In Zukunft können Mehrkammer-Herzorganoide für toxikologische Studien und zur Entwicklung neuer Medikamente mit herzkammerspezifischen Wirkungen eingesetzt werden. Und aus Stammzellen von Patient:innen entwickelte Herzorganoide könnten Aufschluss über Entwicklungsfehler geben und darüber, wie sie behandelt und verhindert werden können.

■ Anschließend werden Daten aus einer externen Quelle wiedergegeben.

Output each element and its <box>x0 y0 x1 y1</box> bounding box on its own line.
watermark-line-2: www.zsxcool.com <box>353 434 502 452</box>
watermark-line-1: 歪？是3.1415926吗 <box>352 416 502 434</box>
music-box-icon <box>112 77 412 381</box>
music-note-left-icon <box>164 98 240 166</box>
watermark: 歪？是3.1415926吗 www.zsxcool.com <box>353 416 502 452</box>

Die Arbeit am IMBA erfolgte auch in Zusammenarbeit mit HeartBeat.bio AG, einem von Sasha Mendjan mitgegründeten Spin-Off Unternehmen des IMBA. HeartBeat.bio verwendet bereits die linksventrikuläre Kardioid-Technologie von IMBA in einer vollautomatischen und integrierten 3D-Plattform zur Entdeckung von Medikamenten für verschiedene Formen der Herzinsuffizienz. Nun hat IMBA dem Unternehmen auch eine exklusive Lizenz für die Mehrkammer-Herzorganoid-Technologie erteilt.